Submitted by Dee Dee Manzanares Ybarra

Jose Antonio showed me the power of honesty and integrity

My great great grandfather Jose Antonio Perez taught me about honor and integrity. Even though I never met him, I learned he possessed those virtues though the stories of his life.

Jose Antonio Perez was born at “La Mission Vieja”, the Old San Gabriel Mission in 1839. As a young boy he and his father traveled to San Lorenzo Rancho near Willows, California. His father took the position as head vaquero. Jose Antonio became one of the most skillful vaqueros in that part of the state and a great asset to the rancho for his ability to ride 30 wild horses in a day. When he was 21 years old, he missed his family, so his father gave up his position and they returned home. His father returned to San Lorenzo Rancho leaving behind a $250 debt to Ramon Vejar at Rancho San Jose. Jose Antonio went to work off the debt owed to Ramon Vejar in what is now the Pomona Valley. San Lorenzo Rancho’s landowner traveled down to entice Jose Antonio into returning up north and offered to pay off the debt. Jose Antonio even replied “No” to $500 in gold. It was a matter of honor for him to serve out the time that his father had contracted with Ramon Vejar. He could not go back on his word.

Jose Antonio Perez next went to work for Louis Phillips where he became the ranch foreman at the Phillips Ranch near Spadra. He stayed with Phillips for the rest of his working life not only as ranch foreman but as his friend. Buyers sought him out due to his knowledge of cattle and sheep and for pointers he would give. They relied on his honesty and opinions.
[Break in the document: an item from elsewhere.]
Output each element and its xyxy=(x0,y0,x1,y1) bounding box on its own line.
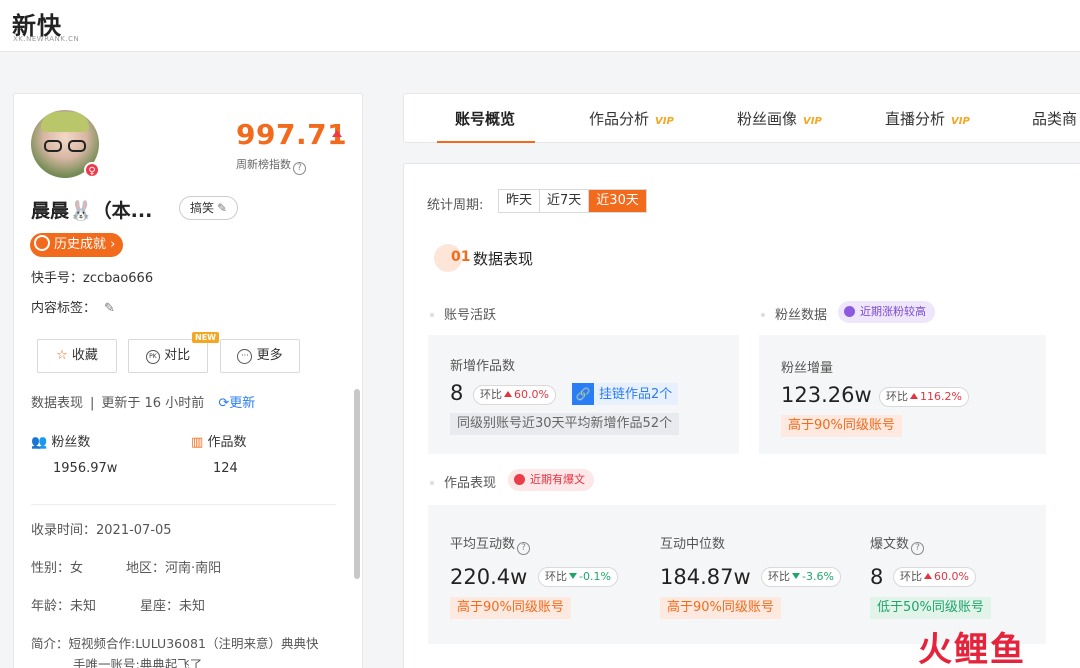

Known for his large stature and broad smile he always made a favorable impression.

For over 50 years Jose Antonio Perez “rode the range” in the Pomona Valley, herded thousands of sheep, superintended Great Shearing Days, bought and sold cattle by the hundreds, rode wild horses which other vaqueros would not dare to mount and in all these rough pioneer days earned the admiration and respect of his friends. Jose Antonio Perez passed away in 1922.